Нежно, очень нежно Ройс прижимал к себе жену, накрыв ее губы своими, и девушка прильнула к нему. Она обхватила Ройса за талию, словно боясь потерять опору, и ответила на его поцелуй.

Эта худенькая женщина с греховными губами и солнечной улыбкой завладела им. Завладела его телом и душой. И теперь он сделает все, чтобы не разлучаться с ней. Ройс оторвался от нее и поднес к ее губам кулак.

– На этот раз ты будешь выполнять мои приказы, Аннабель, – хрипло произнес он. – Да, я отвратительный, бессердечный Кинкейд и не могу в данный момент предложить тебе ничего, кроме жизни, связанной с войной. Но ты единственная, кого я хотел все это время, и единственная, кто мне нужен. И я не потеряю тебя теперь, когда только что обрел.

Аннабель смотрела на него широко открытыми глазами, в которых отражалась буря эмоций.

– Ты пугаешь меня. Я боюсь…

– Я тоже, детка, я тоже.

Ройс не решался до нее дотронуться, чтобы еще больше не напугать.

– Аннабель, я не могу найти подходящих слов, но я заставлю тебя лечь в эту постель. А когда ты выздоровеешь, я найду подходящие слова, чтобы все тебе объяснить.

Аннабель не подняла на Ройса глаз, но ее пальцы – замерзшие и негнущиеся – судорожно вцепились в тесемки мантильи. Ройс развязал мантилью и бросил поверх попоны, повернул Аннабель спиной к себе, и она приподняла волосы, чтобы он смог расстегнуть крошечные крючки на лифе платья. Платье с легким шелестом упало к ее ногам. Ее сорочка сплошь состояла из многочисленных складок, оборок и кружева, и Ройсу захотелось разорвать ее и обнажить грудь девушки. Но он лишь опустил голову и поцеловал выступающий позвонок на ее шее, ощутив нежную, словно шелк, кожу.
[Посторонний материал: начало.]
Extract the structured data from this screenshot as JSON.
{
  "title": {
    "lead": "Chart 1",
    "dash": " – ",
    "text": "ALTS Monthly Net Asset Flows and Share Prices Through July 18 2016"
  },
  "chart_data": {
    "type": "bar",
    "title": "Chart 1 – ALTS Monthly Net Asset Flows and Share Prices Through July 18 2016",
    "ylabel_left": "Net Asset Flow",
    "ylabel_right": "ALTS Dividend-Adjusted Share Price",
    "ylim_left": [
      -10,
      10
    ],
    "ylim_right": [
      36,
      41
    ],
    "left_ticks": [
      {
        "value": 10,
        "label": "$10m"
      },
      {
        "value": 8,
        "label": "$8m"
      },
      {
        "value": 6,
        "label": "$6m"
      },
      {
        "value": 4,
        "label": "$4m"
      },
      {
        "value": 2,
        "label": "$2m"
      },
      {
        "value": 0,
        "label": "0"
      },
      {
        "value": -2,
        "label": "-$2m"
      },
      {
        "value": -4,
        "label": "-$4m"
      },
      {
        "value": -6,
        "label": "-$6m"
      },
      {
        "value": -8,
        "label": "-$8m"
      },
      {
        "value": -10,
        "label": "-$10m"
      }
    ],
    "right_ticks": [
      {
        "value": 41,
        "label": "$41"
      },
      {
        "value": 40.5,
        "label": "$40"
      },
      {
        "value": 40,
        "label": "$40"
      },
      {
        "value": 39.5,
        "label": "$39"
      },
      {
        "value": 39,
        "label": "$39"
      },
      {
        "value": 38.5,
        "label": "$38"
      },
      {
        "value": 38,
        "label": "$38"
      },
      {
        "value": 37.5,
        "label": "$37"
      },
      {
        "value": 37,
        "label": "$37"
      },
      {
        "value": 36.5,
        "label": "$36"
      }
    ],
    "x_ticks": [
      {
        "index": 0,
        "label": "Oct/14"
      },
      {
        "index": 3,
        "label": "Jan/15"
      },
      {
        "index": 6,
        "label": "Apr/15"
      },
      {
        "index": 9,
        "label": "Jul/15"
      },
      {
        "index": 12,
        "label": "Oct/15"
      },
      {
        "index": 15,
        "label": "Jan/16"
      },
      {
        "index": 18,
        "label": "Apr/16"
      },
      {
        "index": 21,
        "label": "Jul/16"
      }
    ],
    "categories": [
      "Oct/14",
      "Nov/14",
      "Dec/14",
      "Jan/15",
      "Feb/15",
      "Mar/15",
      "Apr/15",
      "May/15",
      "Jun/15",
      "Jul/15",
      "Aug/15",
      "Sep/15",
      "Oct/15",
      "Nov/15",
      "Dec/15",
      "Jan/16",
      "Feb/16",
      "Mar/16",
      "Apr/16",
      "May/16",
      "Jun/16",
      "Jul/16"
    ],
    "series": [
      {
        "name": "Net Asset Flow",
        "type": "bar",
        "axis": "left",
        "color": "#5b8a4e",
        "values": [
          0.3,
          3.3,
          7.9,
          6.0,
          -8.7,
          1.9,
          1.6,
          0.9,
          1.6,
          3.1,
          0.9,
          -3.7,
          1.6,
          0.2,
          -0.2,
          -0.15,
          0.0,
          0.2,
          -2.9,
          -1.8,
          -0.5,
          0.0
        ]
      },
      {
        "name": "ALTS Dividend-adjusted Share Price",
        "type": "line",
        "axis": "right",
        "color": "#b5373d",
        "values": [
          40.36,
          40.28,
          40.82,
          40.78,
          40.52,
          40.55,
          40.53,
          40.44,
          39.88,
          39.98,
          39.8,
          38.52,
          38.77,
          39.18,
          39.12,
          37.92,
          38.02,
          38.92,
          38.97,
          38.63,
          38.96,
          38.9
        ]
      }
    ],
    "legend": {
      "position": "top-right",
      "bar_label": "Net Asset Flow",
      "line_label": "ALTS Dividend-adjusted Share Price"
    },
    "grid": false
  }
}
Девушка задрожала всем телом и прильнула к нему. Подхватив Аннабель на руки, Ройс отнес ее в постель. Ее волосы разметались по подушке, а глаза стали еще больше и странно блестели. Ройсу оставалось лишь надеяться, что не от жара.

– Ты моя, Аннабель, – произнес он. – Моя жена.
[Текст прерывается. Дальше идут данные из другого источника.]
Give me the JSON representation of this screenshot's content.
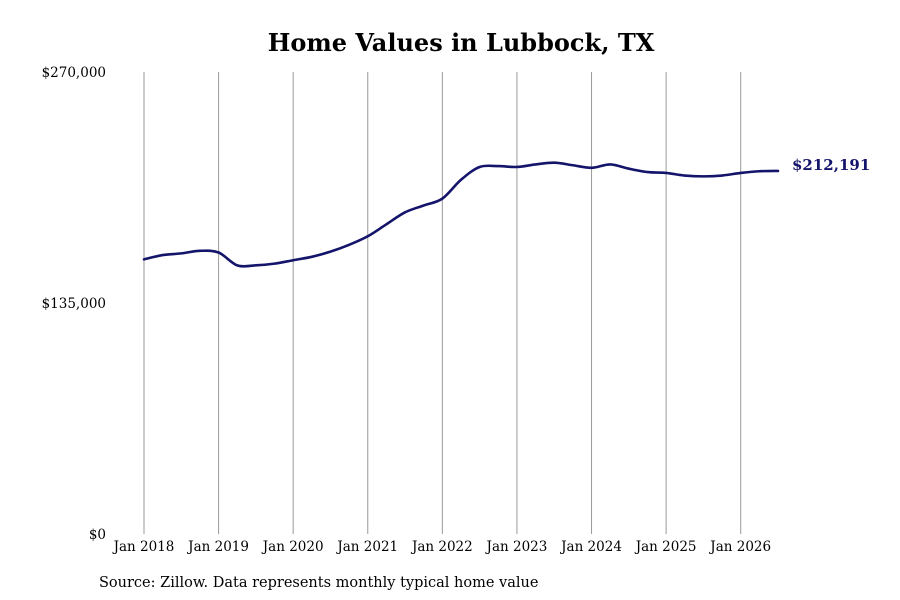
{
  "chart_data": {
    "type": "line",
    "title": "Home Values in Lubbock, TX",
    "xlabel": "",
    "ylabel": "",
    "ylim": [
      0,
      270000
    ],
    "yticks": [
      {
        "value": 0,
        "label": "$0"
      },
      {
        "value": 135000,
        "label": "$135,000"
      },
      {
        "value": 270000,
        "label": "$270,000"
      }
    ],
    "xlim": [
      "2018-01",
      "2026-07"
    ],
    "xticks": [
      {
        "x": "2018-01",
        "label": "Jan 2018"
      },
      {
        "x": "2019-01",
        "label": "Jan 2019"
      },
      {
        "x": "2020-01",
        "label": "Jan 2020"
      },
      {
        "x": "2021-01",
        "label": "Jan 2021"
      },
      {
        "x": "2022-01",
        "label": "Jan 2022"
      },
      {
        "x": "2023-01",
        "label": "Jan 2023"
      },
      {
        "x": "2024-01",
        "label": "Jan 2024"
      },
      {
        "x": "2025-01",
        "label": "Jan 2025"
      },
      {
        "x": "2026-01",
        "label": "Jan 2026"
      }
    ],
    "grid": "vertical",
    "series": [
      {
        "color": "#14146b",
        "points": [
          {
            "x": "2018-01",
            "y": 160500
          },
          {
            "x": "2018-04",
            "y": 163000
          },
          {
            "x": "2018-07",
            "y": 164000
          },
          {
            "x": "2018-10",
            "y": 165500
          },
          {
            "x": "2019-01",
            "y": 164500
          },
          {
            "x": "2019-04",
            "y": 157000
          },
          {
            "x": "2019-07",
            "y": 157000
          },
          {
            "x": "2019-10",
            "y": 158000
          },
          {
            "x": "2020-01",
            "y": 160000
          },
          {
            "x": "2020-04",
            "y": 162000
          },
          {
            "x": "2020-07",
            "y": 165000
          },
          {
            "x": "2020-10",
            "y": 169000
          },
          {
            "x": "2021-01",
            "y": 174000
          },
          {
            "x": "2021-04",
            "y": 181000
          },
          {
            "x": "2021-07",
            "y": 188000
          },
          {
            "x": "2021-10",
            "y": 192000
          },
          {
            "x": "2022-01",
            "y": 196000
          },
          {
            "x": "2022-04",
            "y": 207000
          },
          {
            "x": "2022-07",
            "y": 214500
          },
          {
            "x": "2022-10",
            "y": 215000
          },
          {
            "x": "2023-01",
            "y": 214500
          },
          {
            "x": "2023-04",
            "y": 216000
          },
          {
            "x": "2023-07",
            "y": 217000
          },
          {
            "x": "2023-10",
            "y": 215500
          },
          {
            "x": "2024-01",
            "y": 214000
          },
          {
            "x": "2024-04",
            "y": 216000
          },
          {
            "x": "2024-07",
            "y": 213500
          },
          {
            "x": "2024-10",
            "y": 211500
          },
          {
            "x": "2025-01",
            "y": 211000
          },
          {
            "x": "2025-04",
            "y": 209500
          },
          {
            "x": "2025-07",
            "y": 209000
          },
          {
            "x": "2025-10",
            "y": 209500
          },
          {
            "x": "2026-01",
            "y": 211000
          },
          {
            "x": "2026-04",
            "y": 212000
          },
          {
            "x": "2026-07",
            "y": 212191
          }
        ]
      }
    ],
    "end_label": "$212,191"
  },
  "source_note": "Source: Zillow. Data represents monthly typical home value",
  "colors": {
    "line": "#14146b",
    "gridline": "#999999",
    "text": "#000000"
  }
}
– Еще на два года, – прерывистым шепотом ответила девушка.

– Нет, любовь моя. – Ройс взял ее маленькую тонкую руку в свою. – На всю жизнь.

* * *

Ночью ветер усилился, небо затянули черные снеговые тучи. Вот уже целые сутки ветер завывал в трубе, а когда буря наконец разразилась, снег в мгновение ока засыпал землю на целых два фута. После бури мороз начал крепчать, но Аннабель ничего этого не помнила. Она вообще мало что помнила из тех дней 1864 года.

Она почти все время спала, а когда открывала глаза, обнаруживала себя в странной комнате, то погруженной во мрак, то залитой солнечным светом. Рядом с кроватью стоял стул, на нем постоянно сидели мужчины. Иногда великан с соломенными усами и добрыми глазами, иногда солдат с широкой белозубой улыбкой и огненно-рыжими бакенбардами. Оба они заставляли Аннабель что-то пить. Девушке казалось, что она их знает. Откуда? Этого Аннабель не помнила.
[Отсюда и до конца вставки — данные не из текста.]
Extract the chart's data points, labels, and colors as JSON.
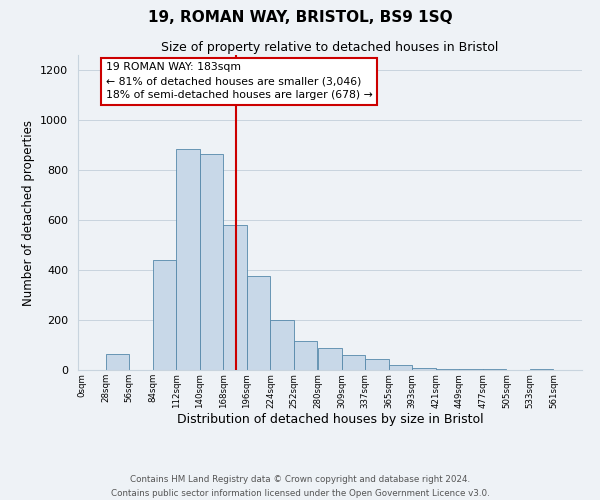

А чаще всего она видела своего темного ангела – усталого мужчину, который пытался улыбнуться каждый раз, когда Аннабель открывала глаза и смотрела на него. Его она помнила и будет помнить всегда, потому что знала и любила с начала сотворения мира. Ей было больно глотать, но она выпивала до капельки все, что он ей давал, только бы изгнать печаль из его глаз.

Но однажды ночью – впрочем, Аннабель могло показаться, что это ночь, – она не смогла глотнуть из чашки, которую Ройс ей протягивал, как ни старалась. Не было сил. Она задыхалась, ей было больно дышать. Каждый вдох, казалось, разрывал легкие.

Мир начал темнеть по краям. Края эти приближались все ближе и ближе, и Аннабель подумала, что скоро весь мир станет черным.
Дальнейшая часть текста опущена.